Die Tage werden kürzer und für viele Menschen ist es schwierig ein paar Sonnenstrahlen abzubekommen. Der Mangel an Sonnenlicht, die kurzen Tage und die niedrigen Temperaturen machen vielen Menschen zu schaffen. Laut einer aktuellen Studie der WKO leiden alleine in Deutschland schätzungsweise 4 Millionen Menschen an depressiven Verstimmungen.
Gehörst Du auch zu den Menschen, die unter der dunklen Jahreszeit besonders leiden? Fragst Du Dich auch, wo Deine gute Laune nach dem Sommer geblieben ist? Dann wäre vielleicht etwas Bewegung genau die Richtige „Medizin“ für Dich.
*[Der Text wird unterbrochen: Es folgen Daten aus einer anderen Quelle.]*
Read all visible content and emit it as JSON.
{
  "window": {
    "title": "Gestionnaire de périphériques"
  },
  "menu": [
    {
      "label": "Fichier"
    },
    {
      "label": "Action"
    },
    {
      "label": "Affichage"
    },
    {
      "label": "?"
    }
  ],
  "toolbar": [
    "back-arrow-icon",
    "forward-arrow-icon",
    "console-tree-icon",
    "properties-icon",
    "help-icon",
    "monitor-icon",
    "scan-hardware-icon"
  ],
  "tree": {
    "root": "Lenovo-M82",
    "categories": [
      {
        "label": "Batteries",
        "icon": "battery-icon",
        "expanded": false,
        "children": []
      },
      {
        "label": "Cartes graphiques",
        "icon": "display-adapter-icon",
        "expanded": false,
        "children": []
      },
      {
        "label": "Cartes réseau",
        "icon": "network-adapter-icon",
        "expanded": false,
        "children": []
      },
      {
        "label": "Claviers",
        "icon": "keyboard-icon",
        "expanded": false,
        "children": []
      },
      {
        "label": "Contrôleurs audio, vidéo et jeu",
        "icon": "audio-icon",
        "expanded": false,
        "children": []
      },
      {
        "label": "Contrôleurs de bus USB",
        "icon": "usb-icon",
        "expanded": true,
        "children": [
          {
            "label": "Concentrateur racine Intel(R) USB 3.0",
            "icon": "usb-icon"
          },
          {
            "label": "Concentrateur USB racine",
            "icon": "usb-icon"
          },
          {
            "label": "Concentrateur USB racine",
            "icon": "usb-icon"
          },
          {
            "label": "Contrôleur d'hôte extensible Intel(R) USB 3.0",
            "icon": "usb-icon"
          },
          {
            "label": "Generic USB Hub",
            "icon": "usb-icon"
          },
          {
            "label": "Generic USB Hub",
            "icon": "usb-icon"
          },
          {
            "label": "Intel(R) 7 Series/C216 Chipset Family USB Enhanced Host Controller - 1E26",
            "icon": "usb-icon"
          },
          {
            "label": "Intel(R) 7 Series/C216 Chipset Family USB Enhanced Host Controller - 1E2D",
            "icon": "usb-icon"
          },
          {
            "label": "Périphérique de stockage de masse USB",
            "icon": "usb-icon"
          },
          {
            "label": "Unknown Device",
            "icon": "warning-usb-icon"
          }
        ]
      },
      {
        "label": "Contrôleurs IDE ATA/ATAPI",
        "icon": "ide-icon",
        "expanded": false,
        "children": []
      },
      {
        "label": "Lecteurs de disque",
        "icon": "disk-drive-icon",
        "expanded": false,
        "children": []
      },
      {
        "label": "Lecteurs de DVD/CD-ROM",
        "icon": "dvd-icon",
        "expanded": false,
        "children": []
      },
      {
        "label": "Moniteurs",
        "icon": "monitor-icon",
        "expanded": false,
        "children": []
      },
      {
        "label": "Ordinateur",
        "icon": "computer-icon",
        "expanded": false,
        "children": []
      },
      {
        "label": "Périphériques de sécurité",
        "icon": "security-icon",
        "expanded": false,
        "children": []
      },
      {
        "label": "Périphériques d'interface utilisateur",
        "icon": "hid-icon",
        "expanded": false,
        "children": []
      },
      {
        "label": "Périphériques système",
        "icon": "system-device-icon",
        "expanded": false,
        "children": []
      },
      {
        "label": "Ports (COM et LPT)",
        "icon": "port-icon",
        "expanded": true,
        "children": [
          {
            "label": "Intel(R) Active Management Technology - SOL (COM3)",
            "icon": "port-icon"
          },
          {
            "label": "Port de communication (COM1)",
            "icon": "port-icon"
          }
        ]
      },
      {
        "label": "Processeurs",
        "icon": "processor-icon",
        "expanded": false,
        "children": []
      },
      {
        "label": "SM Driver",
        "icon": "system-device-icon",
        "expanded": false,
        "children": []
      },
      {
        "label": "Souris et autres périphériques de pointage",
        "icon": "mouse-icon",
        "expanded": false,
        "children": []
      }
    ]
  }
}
Schon bei den alten Griechen, wurde Menschen mit Melancholie – so nannte man damals Depressionen – zu viel Bewegung geraten. Die Idee ist also keinesfalls neu, ins Zentrum wissenschaftlichen Interesses ist sie allerdings erst in den letzten Jahren gerückt. Inzwischen gibt es zahlreiche gute Studien, die zeigen, dass Sport und Bewegung im Allgemeinen, die Stimmungslage deutlich positiv beeinflussen kann.

Warum hilft Sport?

Die genauen Mechanismen sind noch nicht ganz klar, aber es dürfte sicherlich eine Kombination aus mehreren Faktoren sein. Eine Vermutung ist, dass Sport die Gehirnchemie auf positive Weise beeinflusst.  Sportliche Betätigung führt zu einem Anstieg von Noradrenalin und Serotonin. Beide Verbindungen sind wichtige Botenstoffe in unserem Gehirn. Man weiß, dass bei Menschen mit Depressionen geringere Konzentrationen an Noradrenalin nachweisbar sind.

Serotonin ist ein „Glücksbotenstoff“ und er vermittelt uns das Gefühl von Zufriedenheit, Sicherheit und Wohlbefinden. Bei Depressionen werden oft Medikamente verschrieben, die den Serotoninspiegel anheben.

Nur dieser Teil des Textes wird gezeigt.